Le bilan du gouvernement Trudeau est bien mince si on le compare à ses engagements lors de l’élection de 2015. Il promettait une réforme importante du mode de scrutin. Un engagement qui fut largué assez rapidement après un exercice de consultations mené dans la confusion la plus totale. Il promettait un gouvernement honnête alors qu’il nage dans les scandales du genre SNC-Lavalin. Il s’engageait à reconstruire les ponts avec les nations autochtones alors que la commission sur les femmes autochtones disparues et assassinées se voit couper les moyens pour mener à terme son exercice.
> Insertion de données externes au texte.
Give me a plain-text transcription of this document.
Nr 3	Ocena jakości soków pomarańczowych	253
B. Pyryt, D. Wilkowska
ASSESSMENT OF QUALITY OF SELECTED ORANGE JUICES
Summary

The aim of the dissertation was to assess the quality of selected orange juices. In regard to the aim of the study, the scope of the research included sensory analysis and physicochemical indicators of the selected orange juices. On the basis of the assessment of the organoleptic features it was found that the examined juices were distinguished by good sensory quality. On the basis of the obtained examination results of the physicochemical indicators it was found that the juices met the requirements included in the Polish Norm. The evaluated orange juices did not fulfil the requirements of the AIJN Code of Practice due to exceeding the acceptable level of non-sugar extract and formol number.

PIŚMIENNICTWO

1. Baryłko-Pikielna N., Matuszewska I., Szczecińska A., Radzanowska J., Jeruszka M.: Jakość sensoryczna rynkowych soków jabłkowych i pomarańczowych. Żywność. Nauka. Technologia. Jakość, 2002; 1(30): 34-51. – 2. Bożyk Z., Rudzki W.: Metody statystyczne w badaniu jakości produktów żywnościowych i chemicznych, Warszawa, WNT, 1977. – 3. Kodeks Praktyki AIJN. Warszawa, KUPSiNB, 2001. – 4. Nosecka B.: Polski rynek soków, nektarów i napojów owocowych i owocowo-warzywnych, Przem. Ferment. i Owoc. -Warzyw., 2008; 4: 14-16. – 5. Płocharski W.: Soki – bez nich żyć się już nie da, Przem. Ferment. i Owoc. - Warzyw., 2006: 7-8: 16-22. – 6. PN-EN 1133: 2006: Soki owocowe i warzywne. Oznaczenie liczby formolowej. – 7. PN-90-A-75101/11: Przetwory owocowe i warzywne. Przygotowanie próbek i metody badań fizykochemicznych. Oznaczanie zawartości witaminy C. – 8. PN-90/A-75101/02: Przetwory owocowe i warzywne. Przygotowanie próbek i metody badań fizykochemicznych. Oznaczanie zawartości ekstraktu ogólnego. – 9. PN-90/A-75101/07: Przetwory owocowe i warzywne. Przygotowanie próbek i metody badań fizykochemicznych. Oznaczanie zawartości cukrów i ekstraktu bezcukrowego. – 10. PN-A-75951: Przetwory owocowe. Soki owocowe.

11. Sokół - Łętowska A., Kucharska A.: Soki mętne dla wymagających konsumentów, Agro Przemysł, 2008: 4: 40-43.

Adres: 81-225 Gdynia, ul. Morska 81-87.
De plus, là où il devait se distinguer le plus de l’ancienne administration conservatrice, la lutte aux changements climatiques, aura été une démonstration de l’incapacité d’un gouvernement néolibéral à mener un tel combat et de sa propension à faire le contraire de ce qu’il affirme : lutter contre les changements climatiques en achetant et installant des pipelines pour le transport du pétrole des sables bitumineux. Et par la bande, il aura fait une nouvelle fois la démonstration de son mépris pour les peuples autochtones lorsque vient le temps de trancher entre les avantages pour les entreprises polluantes et les droits de l’environnement. Le bilan du gouvernement Trudeau n’est qu’une démonstration de cette hypocrisie post-électorale que partagent tous les gouvernements néolibéraux pour la démocratie et les revendications populaires.
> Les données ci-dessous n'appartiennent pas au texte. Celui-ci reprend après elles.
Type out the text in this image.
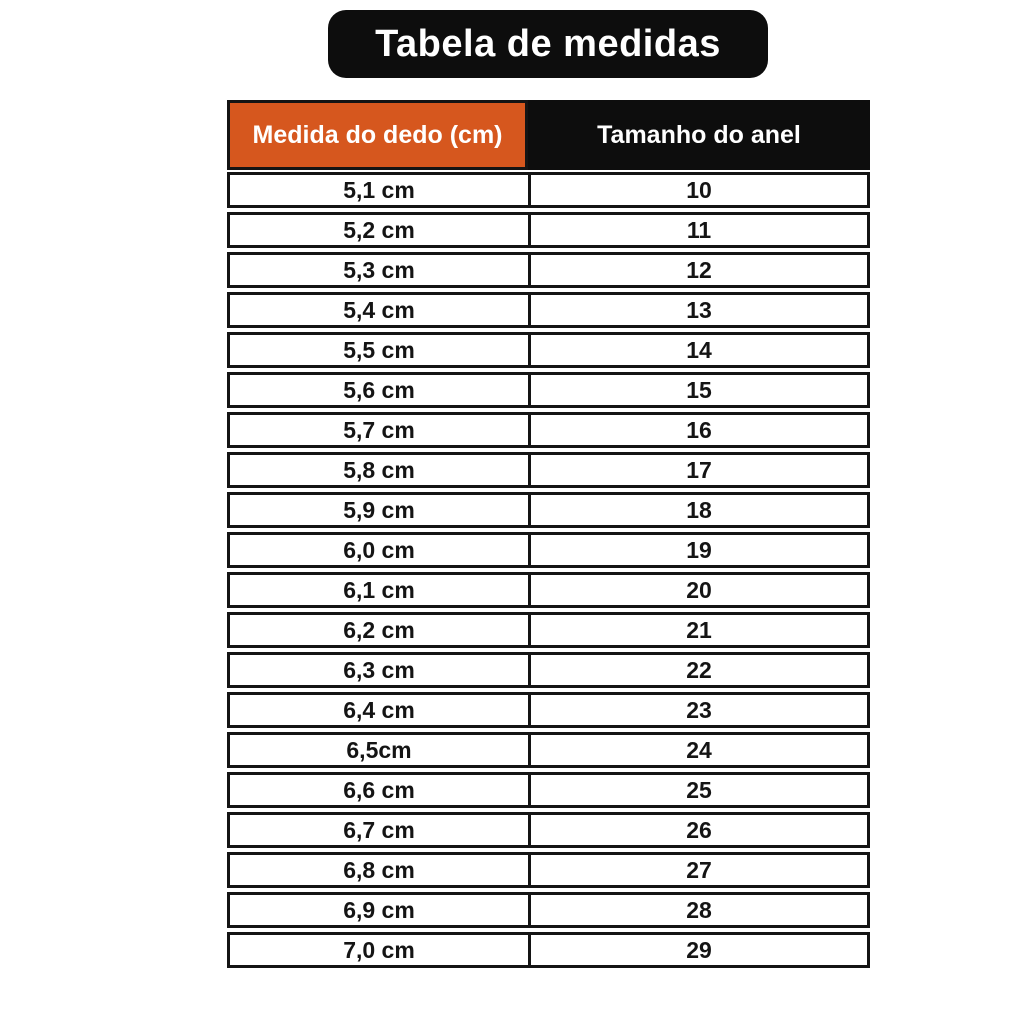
Tabela de medidas
Medida do dedo (cm)	Tamanho do anel
5,1 cm	10
5,2 cm	11
5,3 cm	12
5,4 cm	13
5,5 cm	14
5,6 cm	15
5,7 cm	16
5,8 cm	17
5,9 cm	18
6,0 cm	19
6,1 cm	20
6,2 cm	21
6,3 cm	22
6,4 cm	23
6,5cm	24
6,6 cm	25
6,7 cm	26
6,8 cm	27
6,9 cm	28
7,0 cm	29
Évidemment, lorsque la gauche, ou ce que l’on présente comme telle, ne fait pas le travail, ça prépare le lit à un retour de la droite dure. Les conservateurs ont la voie libre pour reprendre le pouvoir après un mandat dans l’opposition. Aucune autre formation politique, que ce soit le NPD ou les Verts ne peuvent prétendre à représenter une alternative réelles. Et on peut s’attendre à ce que les conservateurs appliquent une politique hostile à la lutte aux changements climatiques malgré les annonces du dépôt d’un « plan ». On le sait tous, ces gens sont des climato-sceptiques complètement inféodés aux intérêts de la filière des énergies fossiles. Leur politique du climat aura pour effet l’augmentation des émissions de GES au prétexte de soutenir le développement économique du Canada. Il s’oppose à la taxe sur le carbone pour les mauvaises raisons : alors que plusieurs courants de gauche s’opposent avec la même force à cette taxe car elle aurait pour effet de faire porter le coût des changements climatiques par la population, les conservateurs s’y opposent car elle est un obstacle au droit des entreprises privées de polluer sans conséquence. Évidemment, pour celles et ceux qui se mobilisent contre les pollueurs et émetteurs de GES, une telle option est catastrophique. Les conservateurs ne sont pas une alternative aux libéraux de Trudeau.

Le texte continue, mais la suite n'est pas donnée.